Тирада не выражала всех моих ощущений, о нет. На самом деле я чувствовала полноту жизни и восторг. Мир был прекрасен, я любила в нем все и вся. Но не слюняво-щенячьей любовью; я отлично понимала, что в мире хватает зла, страданий и утрат. Которые, впрочем, совсем не обязательно коснутся меня. Мне ничего не грозит, думала я; у меня все будет хорошо.
Потом я заметила повязку на собственном плече.
– Я снова вытолкала что-то важное на задворки памяти, да, Роджер?
Он помог мне усесться на кушетке.
– Вы пережили тяжелое испытание, Салли. Шрамы останутся как на вашем теле, так и на вашей душе.
– Мне казалось, мои раны кто-то уврачевал. В течение целой секунды я была совершенно счастлива.

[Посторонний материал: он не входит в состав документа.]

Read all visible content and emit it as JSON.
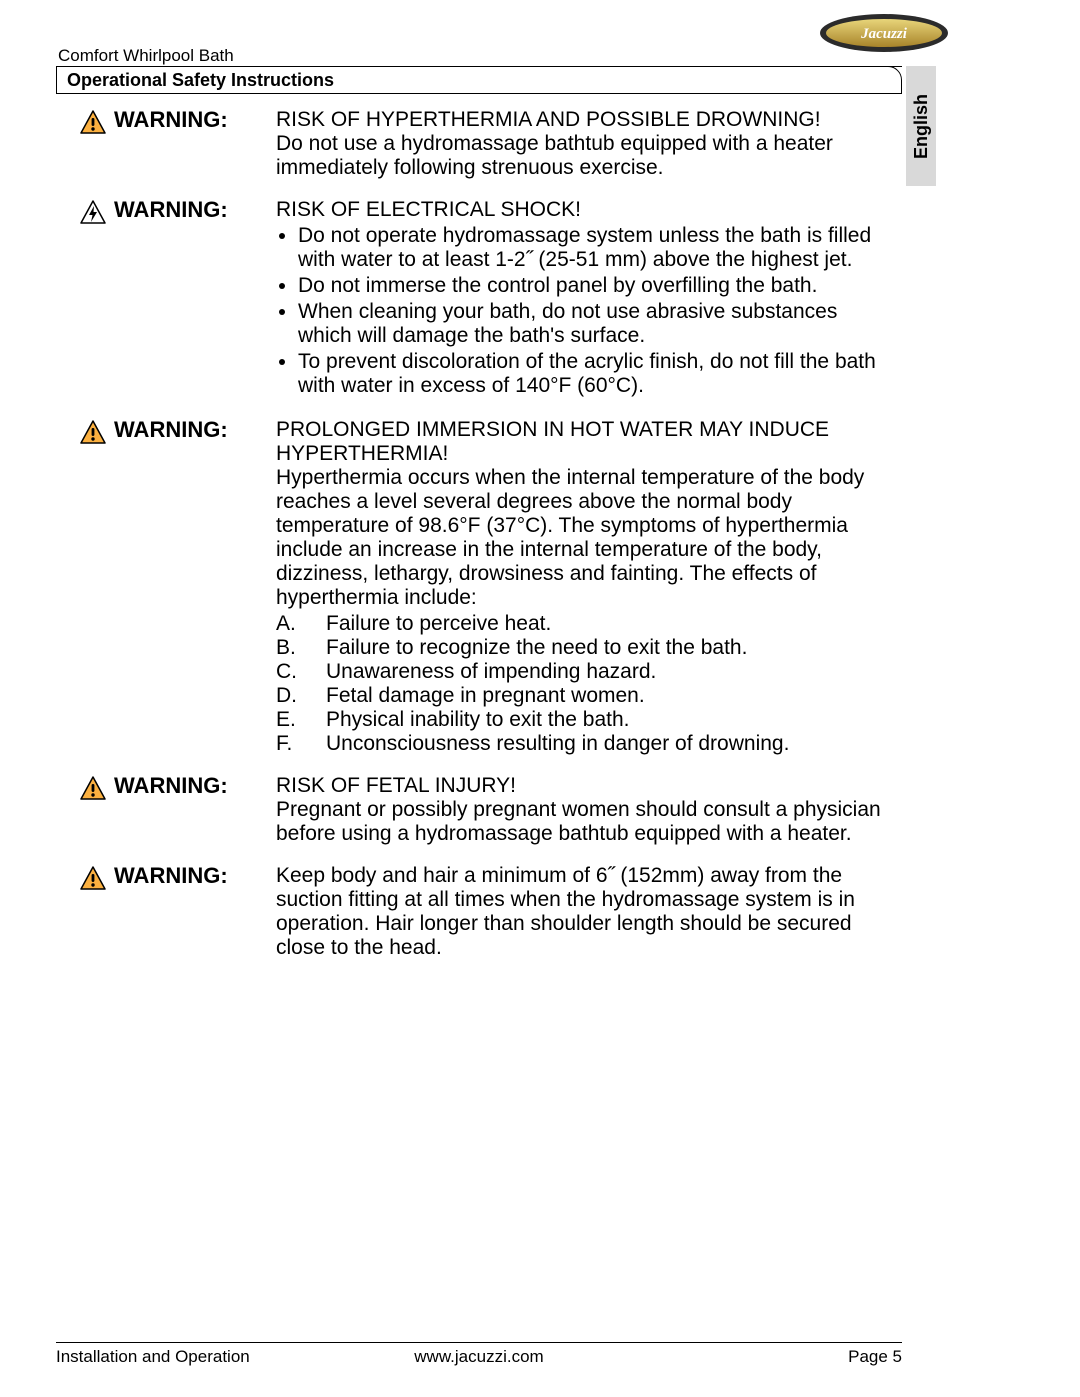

– Это объяснимо. Вы справились со многими бедами, и ощущение счастья обязательно будет к вам возвращаться. Периодически. Хотя могут всплывать и воспоминания, казалось бы, запрятанные достаточно глубоко. Они причинят вам боль. Разочарования в любви, утраты, приступы ненависти останутся в вашей памяти, но уже не смогут вывести вас из равновесия.
– Приступы ненависти? О чем вы, Роджер? В жизни никого не ненавидела!
– Это потому, что вы добрая и славная, Салли.
Роджер хотел еще что-то сказать, но, видно, счел момент неподходящим.
– В нашей культуре, Салли, усиливается тенденция «отпускать» свое внутреннее «я», позволять ему доминировать, «задвигать» когнитивные и мыслительные процессы. Я научу вас некоторым полезным приемам. Они позволят держать себя в руках и избегать провалов. Ибо вам как раз нужен самоконтроль, иначе беда неизбежна.
– Мне эта тенденция не по душе, Роджер, не волнуйтесь.
– И все-таки время от времени вас может посещать отчаяние, ощущение, что все рушится. Сейчас вы в хорошей форме – не ждете волшебного спасения, сами контролируете свои мысли и действия…
– Внутренний я-помощник и куратор.
– Что, простите?
– Так, пустое. Почему-то всплыли слова в сознании. Кажется, я их от вас слышала.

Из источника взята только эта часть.